Two peer-reviewed papers in the June issue of Emerging Infectious Diseases, the CDC's open-access epidemiology journal, document suspected sexual transmission of Dermatophilus congolensis, a skin bacterium previously known only from cattle and sheep, among men WHO have sex with men in Barcelona and in Lyon and Paris, between December 2025 and March 2026 1. Dermatophilosis causes crusted skin lesions in cattle and sheep, and these papers document the first suspected spread of the organism from one person to another.

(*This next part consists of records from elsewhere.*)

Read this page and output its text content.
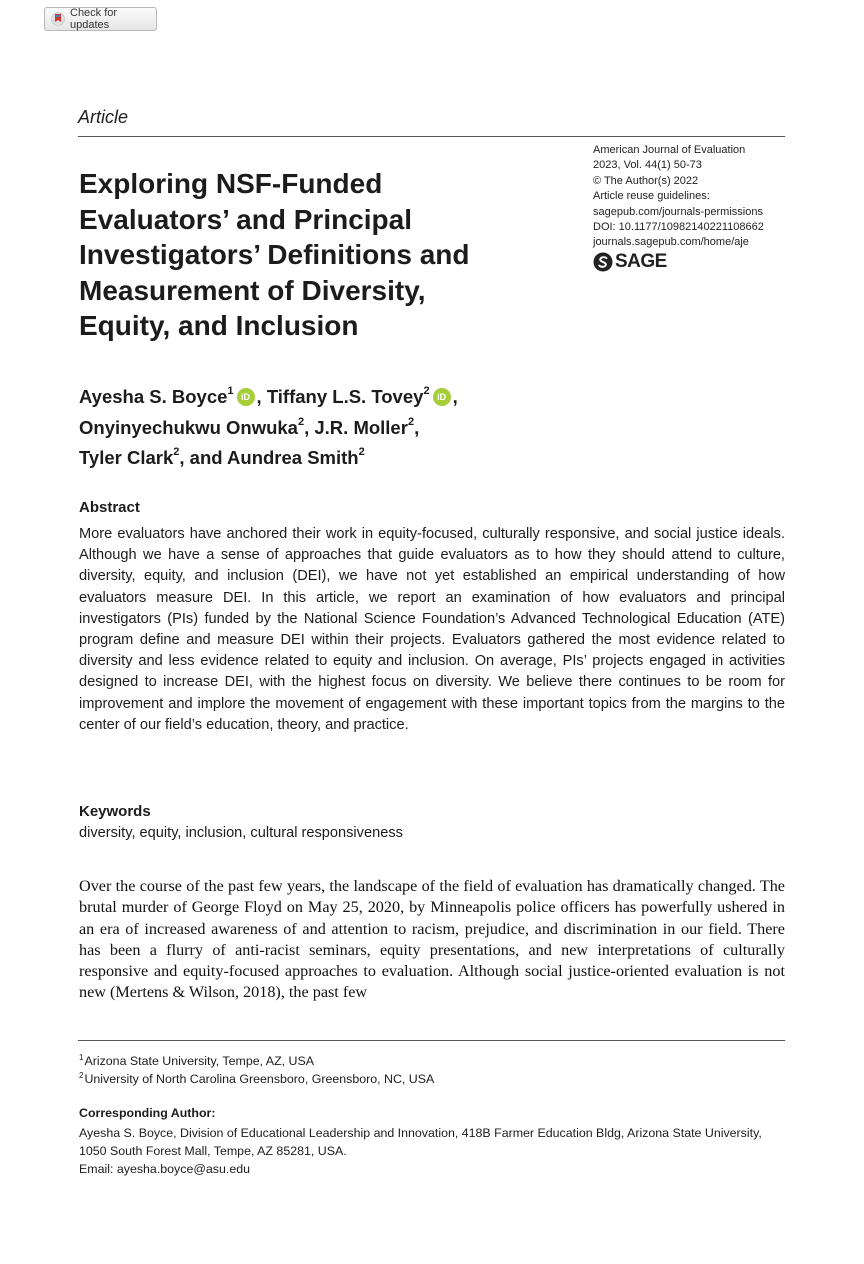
Check for updates
Article
Exploring NSF-Funded
Evaluators’ and Principal
Investigators’ Definitions and
Measurement of Diversity,
Equity, and Inclusion
American Journal of Evaluation
2023, Vol. 44(1) 50-73
© The Author(s) 2022
Article reuse guidelines:
sagepub.com/journals-permissions
DOI: 10.1177/10982140221108662
journals.sagepub.com/home/aje
SAGE
Ayesha S. Boyce$^1$ iD , Tiffany L.S. Tovey$^2$ iD ,
Onyinyechukwu Onwuka$^2$, J.R. Moller$^2$,
Tyler Clark$^2$, and Aundrea Smith$^2$
Abstract

More evaluators have anchored their work in equity-focused, culturally responsive, and social justice ideals. Although we have a sense of approaches that guide evaluators as to how they should attend to culture, diversity, equity, and inclusion (DEI), we have not yet established an empirical understanding of how evaluators measure DEI. In this article, we report an examination of how evaluators and principal investigators (PIs) funded by the National Science Foundation’s Advanced Technological Education (ATE) program define and measure DEI within their projects. Evaluators gathered the most evidence related to diversity and less evidence related to equity and inclusion. On average, PIs’ projects engaged in activities designed to increase DEI, with the highest focus on diversity. We believe there continues to be room for improvement and implore the movement of engagement with these important topics from the margins to the center of our field’s education, theory, and practice.

Keywords
diversity, equity, inclusion, cultural responsiveness

Over the course of the past few years, the landscape of the field of evaluation has dramatically changed. The brutal murder of George Floyd on May 25, 2020, by Minneapolis police officers has powerfully ushered in an era of increased awareness of and attention to racism, prejudice, and discrimination in our field. There has been a flurry of anti-racist seminars, equity presentations, and new interpretations of culturally responsive and equity-focused approaches to evaluation. Although social justice-oriented evaluation is not new (Mertens & Wilson, 2018), the past few

$^1$Arizona State University, Tempe, AZ, USA
$^2$University of North Carolina Greensboro, Greensboro, NC, USA
Corresponding Author:
Ayesha S. Boyce, Division of Educational Leadership and Innovation, 418B Farmer Education Bldg, Arizona State University, 1050 South Forest Mall, Tempe, AZ 85281, USA.
Email: ayesha.boyce@asu.edu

The Barcelona series of nine cases found lesions at contact sites, two confirmed partner pairs, and whole-genome sequencing placing the isolates 0 to 4 single-nucleotide differences apart. That genetic tightness, not the case count, is the signal: a cluster this close points to one human-transmitting lineage rather than repeated, separate spillover from animals. The authors judge skin-to-skin contact during sex the likely main route. This is the peer-reviewed evidence behind the 50-case sauna observation the ECDC, the European Centre for Disease Prevention and Control, flagged earlier .
The finding is best read as a surveillance observation in a community where sexual-health screening is unusually dense, which raises the odds of catching a novel organism early, rather than a sign of unusual or alarming spread. Frequent screening detects a rare bacterium here before it would surface in less-tested groups, which says more about where testing is thorough than about where the organism is concentrated. The ECDC's rapid risk assessment, its formal scientific judgement on the threat level, is due 23 June.